SimSwap is another face swapping framework that is capable of transferring the identity of an arbitrary source face into an arbitrary target face while preserving the attributes of the target face. As compared to the previous face swapping techniques, SimSwap mainly has two novel contributions: (i) ID injection module (IIM) and (ii) weak feature matching loss. The IIM transfers the identity information of the source face into the target face at the feature level. This is done by first extracting features from both the source and target faces. The features from the source face are then injected into the features of the target face. This is done by multiplying the features of the target face by a matrix that is trained to represent the identity information of the source face. The weak feature matching loss helps the framework to preserve the facial attributes of the target face in an implicit way. This is done by encouraging the features of the generated face to be similar to the features of the target face. However, the loss is designed to be weak so that it does not interfere with the identity transfer process. The method uses multiple loss functions like identity loss, reconstruction loss, weak feature matching loss, adversarial loss, and gradient penalty [77, 78]. The loss functions of different algorithms used in our work are given in Table 5.

3.6 Experimental setup

In this section, we describe the experimental setup for our study. We outline the steps involved in assessing the quality of the dataset, performing face swapping using multiple algorithms, planning for error analysis, and guidelines for large-scale deidentification. The high-level overview of the deidentification process and evaluation of deidentified videos is given in Fig. 10.

Fig. 10
figure 10

Overview of the deidentification process and evaluation outline for videos and error analysis plan

Fig. 11
figure 11

Qualitative comparison of various algorithms in terms of face swapping

3.6.1 Dataset quality assessment

Before conducting face swapping experiments to assess the effectiveness of algorithms, it is crucial to assess the quality of the dataset used. This assessment helps ensure that the dataset contains diverse facial images, which are essential for drawing insights into the effectiveness of face swapping in driving scenarios. The analysis of various physiological features and anthropometric measures is given in Sect. 3.1.

3.6.2 Face swapping

The face swapping process involves replacing the face in one image (target image) with the face from another image (source image or imposter image) while preserving the target image’s facial expressions and characteristics. Our implementation utilizes state-of-the-art face swapping algorithms, including SimSwap [71], FSGAN [66], InfoSwap [72], and GHOST [69]. The videos of drivers under naturalistic driving conditions are split into frames and face swapping is done. The output of this is deidentified frames. The frames are stitched back to create videos.

3.6.3 Error analysis plan

In order to assess the effectiveness of face swapping algorithms, we analyze errors in various human attributes as mentioned in section 3.2 and similarity measures mentioned in Sect. 3.4. We perform a detailed analysis of various metrics to draw conclusions on the usefulness of face swapping measures.

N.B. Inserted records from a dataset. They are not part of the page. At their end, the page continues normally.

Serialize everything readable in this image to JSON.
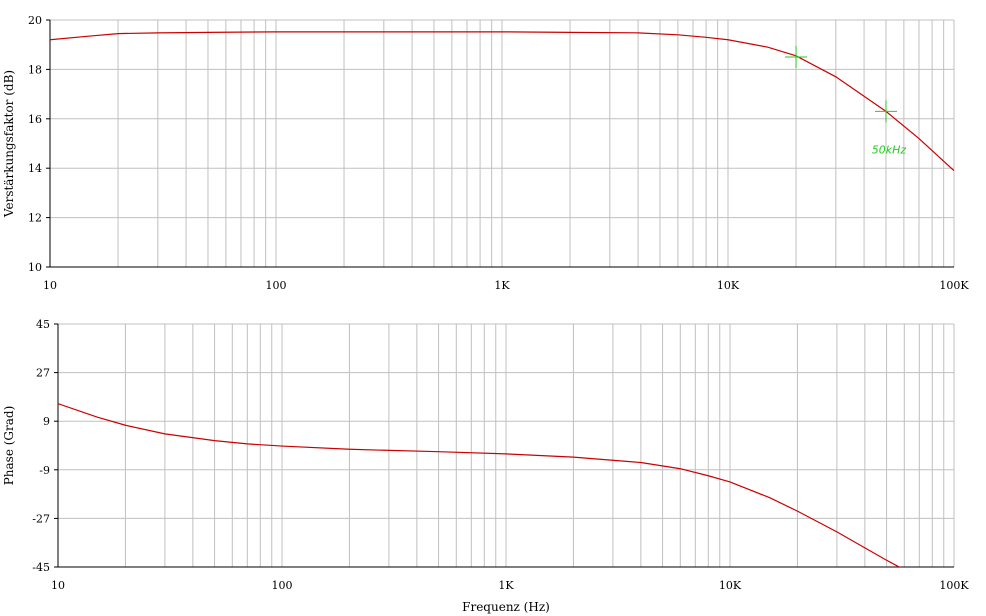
{
  "chart_data": [
    {
      "type": "line",
      "xscale": "log",
      "xlim": [
        10,
        100000
      ],
      "ylim": [
        10,
        20
      ],
      "grid": true,
      "xlabel": "",
      "ylabel": "Verstärkungsfaktor (dB)",
      "x_ticks": [
        {
          "value": 10,
          "label": "10"
        },
        {
          "value": 100,
          "label": "100"
        },
        {
          "value": 1000,
          "label": "1K"
        },
        {
          "value": 10000,
          "label": "10K"
        },
        {
          "value": 100000,
          "label": "100K"
        }
      ],
      "y_ticks": [
        {
          "value": 10,
          "label": "10"
        },
        {
          "value": 12,
          "label": "12"
        },
        {
          "value": 14,
          "label": "14"
        },
        {
          "value": 16,
          "label": "16"
        },
        {
          "value": 18,
          "label": "18"
        },
        {
          "value": 20,
          "label": "20"
        }
      ],
      "series": [
        {
          "color": "#cc0000",
          "points": [
            [
              10,
              19.2
            ],
            [
              15,
              19.35
            ],
            [
              20,
              19.45
            ],
            [
              30,
              19.48
            ],
            [
              50,
              19.5
            ],
            [
              100,
              19.52
            ],
            [
              300,
              19.52
            ],
            [
              1000,
              19.52
            ],
            [
              2000,
              19.5
            ],
            [
              4000,
              19.48
            ],
            [
              6000,
              19.4
            ],
            [
              8000,
              19.3
            ],
            [
              10000,
              19.2
            ],
            [
              15000,
              18.9
            ],
            [
              20000,
              18.55
            ],
            [
              30000,
              17.7
            ],
            [
              50000,
              16.3
            ],
            [
              70000,
              15.2
            ],
            [
              100000,
              13.9
            ]
          ]
        }
      ],
      "markers": [
        {
          "x": 20000,
          "y": 18.5,
          "color": "#22cc22",
          "label": ""
        },
        {
          "x": 50000,
          "y": 16.3,
          "color": "#22cc22",
          "label": "50kHz"
        }
      ]
    },
    {
      "type": "line",
      "xscale": "log",
      "xlim": [
        10,
        100000
      ],
      "ylim": [
        -45,
        45
      ],
      "grid": true,
      "xlabel": "Frequenz (Hz)",
      "ylabel": "Phase (Grad)",
      "x_ticks": [
        {
          "value": 10,
          "label": "10"
        },
        {
          "value": 100,
          "label": "100"
        },
        {
          "value": 1000,
          "label": "1K"
        },
        {
          "value": 10000,
          "label": "10K"
        },
        {
          "value": 100000,
          "label": "100K"
        }
      ],
      "y_ticks": [
        {
          "value": -45,
          "label": "-45"
        },
        {
          "value": -27,
          "label": "-27"
        },
        {
          "value": -9,
          "label": "-9"
        },
        {
          "value": 9,
          "label": "9"
        },
        {
          "value": 27,
          "label": "27"
        },
        {
          "value": 45,
          "label": "45"
        }
      ],
      "series": [
        {
          "color": "#cc0000",
          "points": [
            [
              10,
              15.5
            ],
            [
              15,
              10.5
            ],
            [
              20,
              7.5
            ],
            [
              30,
              4.3
            ],
            [
              50,
              1.8
            ],
            [
              70,
              0.6
            ],
            [
              100,
              -0.2
            ],
            [
              200,
              -1.4
            ],
            [
              500,
              -2.3
            ],
            [
              1000,
              -3.1
            ],
            [
              2000,
              -4.3
            ],
            [
              4000,
              -6.3
            ],
            [
              6000,
              -8.6
            ],
            [
              8000,
              -11.2
            ],
            [
              10000,
              -13.5
            ],
            [
              15000,
              -19.3
            ],
            [
              20000,
              -24.3
            ],
            [
              30000,
              -32
            ],
            [
              50000,
              -42.5
            ],
            [
              60000,
              -46
            ]
          ]
        }
      ]
    }
  ]
}
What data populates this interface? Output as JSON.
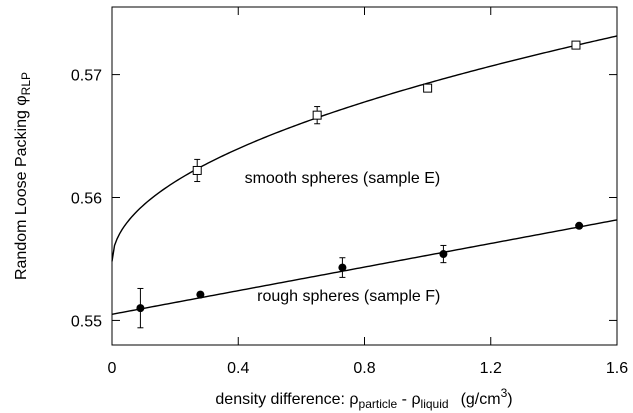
{
  "chart_data": {
    "type": "scatter",
    "xlabel": {
      "prefix": "density difference: ",
      "rho1_sym": "ρ",
      "rho1_sub": "particle",
      "minus": " - ",
      "rho2_sym": "ρ",
      "rho2_sub": "liquid",
      "units_pre": "(g/cm",
      "units_sup": "3",
      "units_post": ")"
    },
    "ylabel": {
      "text": "Random Loose Packing  ",
      "phi": "φ",
      "phi_sub": "RLP"
    },
    "xlim": [
      0,
      1.6
    ],
    "ylim": [
      0.548,
      0.5755
    ],
    "xticks": [
      {
        "value": 0,
        "label": "0"
      },
      {
        "value": 0.4,
        "label": "0.4"
      },
      {
        "value": 0.8,
        "label": "0.8"
      },
      {
        "value": 1.2,
        "label": "1.2"
      },
      {
        "value": 1.6,
        "label": "1.6"
      }
    ],
    "yticks": [
      {
        "value": 0.55,
        "label": "0.55"
      },
      {
        "value": 0.56,
        "label": "0.56"
      },
      {
        "value": 0.57,
        "label": "0.57"
      }
    ],
    "series": [
      {
        "label": "smooth spheres (sample E)",
        "marker": "open-square",
        "points": [
          {
            "x": 0.27,
            "y": 0.5622,
            "err": 0.0009
          },
          {
            "x": 0.65,
            "y": 0.5667,
            "err": 0.0007
          },
          {
            "x": 1.0,
            "y": 0.5689,
            "err": 0.0003
          },
          {
            "x": 1.47,
            "y": 0.5724,
            "err": 0.0002
          }
        ],
        "fit": {
          "model": "sqrt",
          "a": 0.5548,
          "b": 0.0145
        },
        "annotation_pos": {
          "x": 0.73,
          "y": 0.5612
        }
      },
      {
        "label": "rough spheres (sample F)",
        "marker": "filled-circle",
        "points": [
          {
            "x": 0.09,
            "y": 0.551,
            "err": 0.0016
          },
          {
            "x": 0.28,
            "y": 0.5521,
            "err": 0.0
          },
          {
            "x": 0.73,
            "y": 0.5543,
            "err": 0.0008
          },
          {
            "x": 1.05,
            "y": 0.5554,
            "err": 0.0007
          },
          {
            "x": 1.48,
            "y": 0.5577,
            "err": 0.0
          }
        ],
        "fit": {
          "model": "linear",
          "a": 0.5505,
          "b": 0.0048
        },
        "annotation_pos": {
          "x": 0.75,
          "y": 0.5516
        }
      }
    ]
  }
}
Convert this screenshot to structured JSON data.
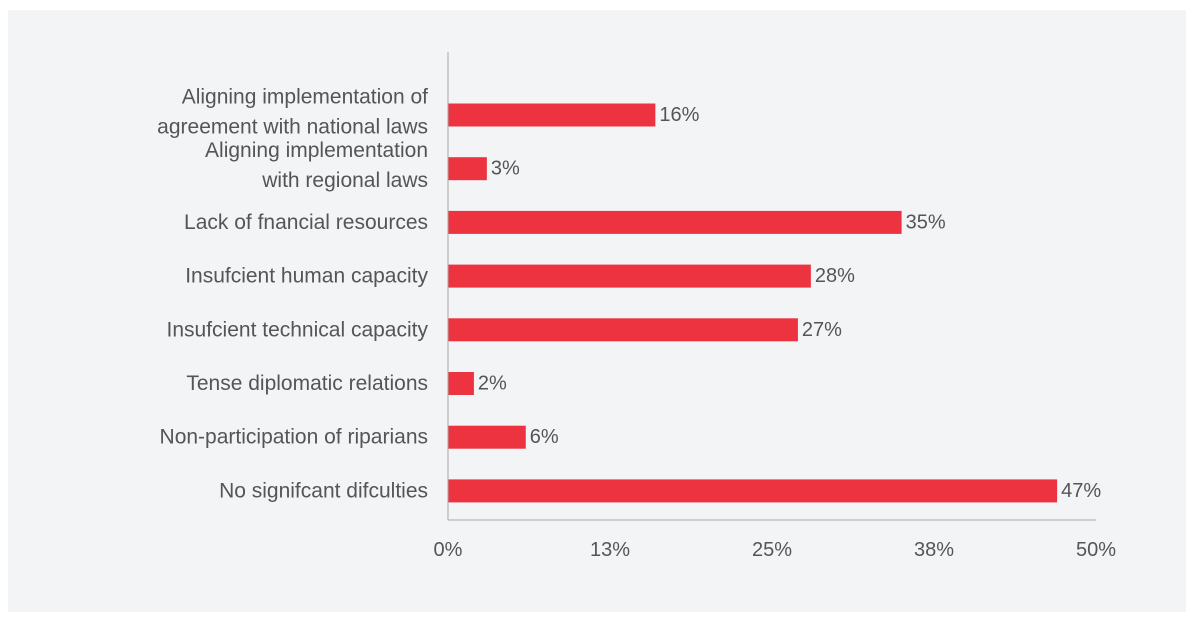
{
  "chart_data": {
    "type": "bar",
    "orientation": "horizontal",
    "categories": [
      [
        "Aligning implementation of",
        "agreement with national laws"
      ],
      [
        "Aligning implementation",
        "with regional laws"
      ],
      [
        "Lack of fnancial resources"
      ],
      [
        "Insufcient human capacity"
      ],
      [
        "Insufcient technical capacity"
      ],
      [
        "Tense diplomatic relations"
      ],
      [
        "Non-participation of riparians"
      ],
      [
        "No signifcant difculties"
      ]
    ],
    "values": [
      16,
      3,
      35,
      28,
      27,
      2,
      6,
      47
    ],
    "value_labels": [
      "16%",
      "3%",
      "35%",
      "28%",
      "27%",
      "2%",
      "6%",
      "47%"
    ],
    "xlim": [
      0,
      50
    ],
    "x_ticks": [
      0,
      12.5,
      25,
      37.5,
      50
    ],
    "x_tick_labels": [
      "0%",
      "13%",
      "25%",
      "38%",
      "50%"
    ],
    "bar_color": "#ee3340",
    "background_color": "#f3f4f6",
    "grid": false,
    "legend": false
  }
}
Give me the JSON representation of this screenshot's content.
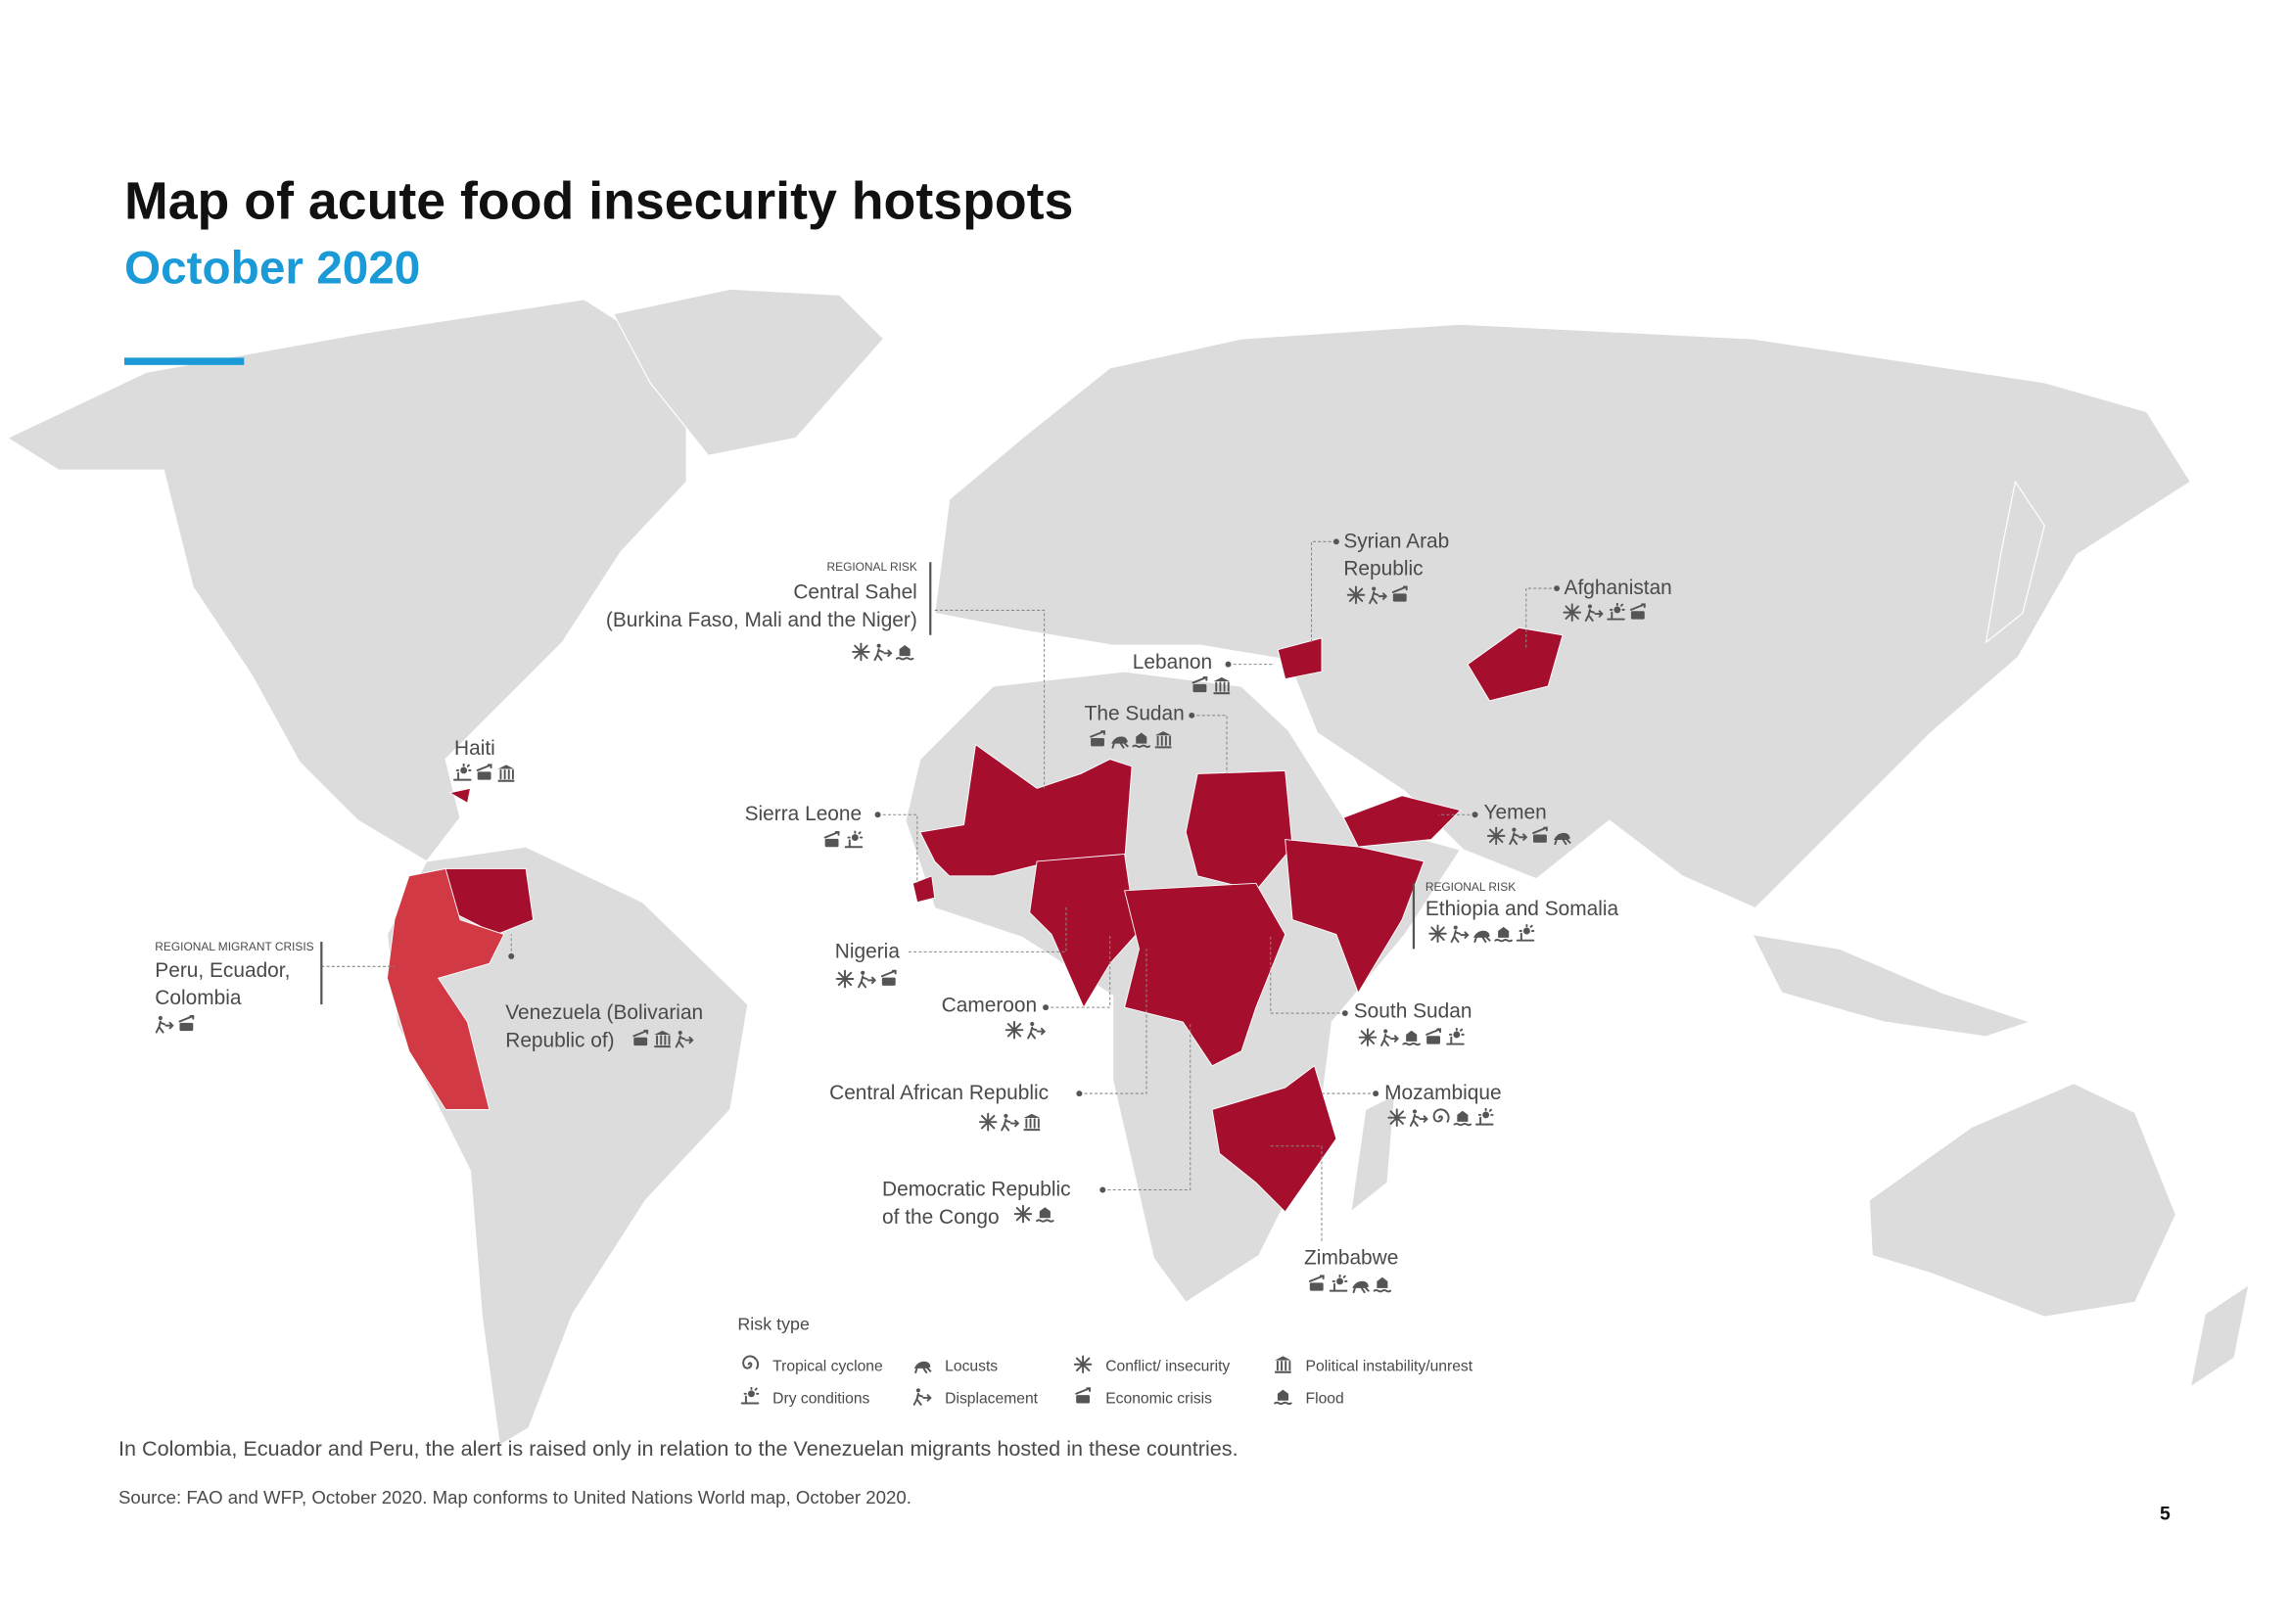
{
  "title": "Map of acute food insecurity hotspots",
  "subtitle": "October 2020",
  "labels": [
    {
      "lines": [
        "Syrian Arab",
        "Republic"
      ]
    },
    {
      "lines": [
        "Afghanistan"
      ]
    },
    {
      "lines": [
        "Lebanon"
      ]
    },
    {
      "tag": "REGIONAL RISK",
      "lines": [
        "Central Sahel",
        "(Burkina Faso, Mali and the Niger)"
      ]
    },
    {
      "lines": [
        "The Sudan"
      ]
    },
    {
      "lines": [
        "Haiti"
      ]
    },
    {
      "lines": [
        "Sierra Leone"
      ]
    },
    {
      "lines": [
        "Yemen"
      ]
    },
    {
      "tag": "REGIONAL RISK",
      "lines": [
        "Ethiopia and Somalia"
      ]
    },
    {
      "tag": "REGIONAL MIGRANT CRISIS",
      "lines": [
        "Peru, Ecuador,",
        "Colombia"
      ]
    },
    {
      "lines": [
        "Venezuela (Bolivarian",
        "Republic of)"
      ]
    },
    {
      "lines": [
        "Nigeria"
      ]
    },
    {
      "lines": [
        "Cameroon"
      ]
    },
    {
      "lines": [
        "South Sudan"
      ]
    },
    {
      "lines": [
        "Central African Republic"
      ]
    },
    {
      "lines": [
        "Mozambique"
      ]
    },
    {
      "lines": [
        "Democratic Republic",
        "of the Congo"
      ]
    },
    {
      "lines": [
        "Zimbabwe"
      ]
    }
  ],
  "legend": {
    "title": "Risk type",
    "items": [
      "Tropical cyclone",
      "Dry conditions",
      "Locusts",
      "Displacement",
      "Conflict/ insecurity",
      "Economic crisis",
      "Political instability/unrest",
      "Flood"
    ]
  },
  "footnote": "In Colombia, Ecuador and Peru, the alert is raised only in relation to the Venezuelan migrants hosted in these countries.",
  "source": "Source: FAO and WFP, October 2020. Map conforms to United Nations World map, October 2020.",
  "page_number": "5"
}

3.6.4 Large-scale deidentification

In addition to the individual face swapping experiments, we will also provide guidelines for large-scale deidentification. This involves developing a systematic approach to applying face swapping algorithms to a large volume of videos, ensuring scalability and efficiency. We will outline the steps mainly in regard to facilitating automated deidentification with human-in-the-loop validation.

4 Experiments and results

In this section, we present the experiments and corresponding results obtained. Figure 11 shows qualitative results of various algorithms for face swapping. Our experiments focus on assessing the effectiveness of face swapping algorithms for deidentification purposes, as well as analyzing errors in various human attributes and conducting a quantitative analysis of deidentified videos. Additionally, we explore the use of synthetic faces in deidentification.

4.1 Qualitative analysis of results

In order to assess the effectiveness of face swapping algorithms for deidentification purposes, we conducted a qualitative analysis of the results obtained from our experiments. In order to ensure a comprehensive and unbiased evaluation of the deidentified videos, we employed the expertise of four human evaluators. Each evaluator independently assessed the videos based on the rating scale described earlier, considering the aspects of facial alignment, facial expression matching, skin texture and color, hair, and facial features, and overall realism and naturalness. The use of multiple evaluators helped mitigate individual biases and provided a more robust assessment of the face swapping algorithms.

Table 6 presents a rating scale ranging from 1 to 5 for each of the evaluated aspects. A rating of 1 indicates poor performance with noticeable distortions, misalignments, and inconsistencies, while a rating of 5 indicates excellent performance with indistinguishable results from the original videos. The intermediate ratings represent varying levels of performance and quality.

The qualitative analysis of the results revealed valuable insights into the performance of the face swapping algorithms. The evaluators observed that the quality of facial alignment varied across the algorithms, with some algorithms exhibiting noticeable distortions, misplacements, or misalignments. Facial expression matching also showed variations, with some algorithms producing completely mismatched expressions or unnatural and inconsistent results.

The evaluators also assessed the skin texture and color, hair, and facial features of the deidentified videos. They identified issues such as blurry and inconsistent skin texture, mismatched color tones, and noticeable distortions and artifacts in hair and facial features. The overall realism and naturalness of the videos were also considered, with some algorithms producing completely unrealistic and unnatural results, while others achieved a high level of realism and naturalness.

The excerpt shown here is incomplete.